Caroline Flory-Célini
PhD candidate, Urban Studies
caroline.flory-celini@inrs.ca
Afro-descendants are often portrayed in spaces of death and dying. Yet many of them are developing life-giving initiatives such as community gardens and other forms of urban agriculture. That's one of the aims of this research, these urban agricultural spaces developed by both historic and newly-arrived communities, both English-speaking and French-speaking.
Laurie Hétu
Master's student, Urban Studies
laurie.hetu@inrs.ca
I'm interested in the everyday governance of food in Inuit Nunangat, particularly among Inuit women. My project aims to document women's discourses and practices, and to compare this governance with that promoted by institutions. Through interviews and talking circles, I use a gender perspective to shed light on the agency of Inuit women within food projects.
Alexandre Chanady
PhD candidate, Urban Studies
alexandre.chanady@inrs.ca
My doctoral research focuses on the patrimonialization of LGBTQ sites in Montreal, i.e. their valorization and protection. I am particularly interested in the processes and modalities that underlie the implementation of these initiatives, notably through semi-directed interviews conducted with actors (from the political, community and activist spheres in particular) involved in LGBTQ patrimonialization.
Hubert Demers-Campeau
Master's student, Population Studies
hubert.demers.campeau@inrs.ca
My research is taking place in Nunavik on the relationship between Inuit youth and their food system, in order that their experiences and aspirations may be considered in planning food policies. Through a Photovoice approach, young people will be able to engage in a participatory and reflexive activity on their relationship to traditional and southern food.
Kelly Minh Quan Vu
C3V Lab Manager / Master's student, Urban Studies
kelly.vu@inrs.ca
My research interests focus on racialization in processes of urban transformation, with a particular interest in gentrification.
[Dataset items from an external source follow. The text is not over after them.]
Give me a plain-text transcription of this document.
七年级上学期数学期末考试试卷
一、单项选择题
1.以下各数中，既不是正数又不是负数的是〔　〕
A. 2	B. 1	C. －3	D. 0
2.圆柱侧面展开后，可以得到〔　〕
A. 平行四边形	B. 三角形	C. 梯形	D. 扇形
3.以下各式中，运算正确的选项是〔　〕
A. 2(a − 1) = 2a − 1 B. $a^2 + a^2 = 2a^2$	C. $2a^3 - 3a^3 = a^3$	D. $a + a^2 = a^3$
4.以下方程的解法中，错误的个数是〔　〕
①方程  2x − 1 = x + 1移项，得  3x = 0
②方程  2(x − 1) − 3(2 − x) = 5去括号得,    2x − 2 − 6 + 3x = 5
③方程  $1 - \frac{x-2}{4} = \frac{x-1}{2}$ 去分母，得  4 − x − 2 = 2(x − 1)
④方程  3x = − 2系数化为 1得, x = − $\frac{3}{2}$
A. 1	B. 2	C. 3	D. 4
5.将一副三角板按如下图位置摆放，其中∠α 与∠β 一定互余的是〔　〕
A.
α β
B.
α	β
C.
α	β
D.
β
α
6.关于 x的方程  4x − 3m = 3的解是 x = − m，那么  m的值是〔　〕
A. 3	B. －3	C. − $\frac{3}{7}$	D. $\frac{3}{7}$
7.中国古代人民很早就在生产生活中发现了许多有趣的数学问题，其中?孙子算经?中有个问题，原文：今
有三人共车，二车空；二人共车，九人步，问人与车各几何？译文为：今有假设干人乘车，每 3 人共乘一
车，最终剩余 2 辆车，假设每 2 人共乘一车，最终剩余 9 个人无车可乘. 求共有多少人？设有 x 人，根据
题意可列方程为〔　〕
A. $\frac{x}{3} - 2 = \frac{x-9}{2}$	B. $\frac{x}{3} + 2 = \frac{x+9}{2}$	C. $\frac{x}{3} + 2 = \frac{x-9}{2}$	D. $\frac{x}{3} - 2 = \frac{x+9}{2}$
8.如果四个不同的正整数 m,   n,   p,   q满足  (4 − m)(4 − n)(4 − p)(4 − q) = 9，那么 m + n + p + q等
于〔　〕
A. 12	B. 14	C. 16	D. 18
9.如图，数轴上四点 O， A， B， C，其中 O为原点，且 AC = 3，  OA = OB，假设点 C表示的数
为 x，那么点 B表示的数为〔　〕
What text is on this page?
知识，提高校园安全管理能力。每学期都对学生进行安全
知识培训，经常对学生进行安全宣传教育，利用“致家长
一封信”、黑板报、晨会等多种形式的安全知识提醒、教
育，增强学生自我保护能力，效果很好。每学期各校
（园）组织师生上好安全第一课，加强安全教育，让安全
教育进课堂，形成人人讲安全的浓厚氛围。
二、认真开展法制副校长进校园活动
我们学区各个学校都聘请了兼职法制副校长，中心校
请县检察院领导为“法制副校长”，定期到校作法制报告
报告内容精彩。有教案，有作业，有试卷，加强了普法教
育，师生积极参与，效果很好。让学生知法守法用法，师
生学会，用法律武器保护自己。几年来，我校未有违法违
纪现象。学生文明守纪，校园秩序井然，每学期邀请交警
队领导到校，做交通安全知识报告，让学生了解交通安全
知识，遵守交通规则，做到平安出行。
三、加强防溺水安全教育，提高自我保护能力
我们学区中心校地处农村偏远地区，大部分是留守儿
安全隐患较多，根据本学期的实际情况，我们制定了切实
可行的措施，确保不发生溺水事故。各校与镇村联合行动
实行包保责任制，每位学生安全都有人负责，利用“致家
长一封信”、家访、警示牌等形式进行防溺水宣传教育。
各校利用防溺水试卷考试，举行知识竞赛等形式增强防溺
My thesis examines the sociospatial practices of racialized youth in Parc-Extension, using the walking interview method to understand the impact of gentrification on these practices.
Lucie Cordier
Master's student, Population Studies
lucie.cordier@inrs.ca
My project focuses on the potential of community energy in Nunavik as a model for renewing relations between Inuit and non-Inuit in Quebec.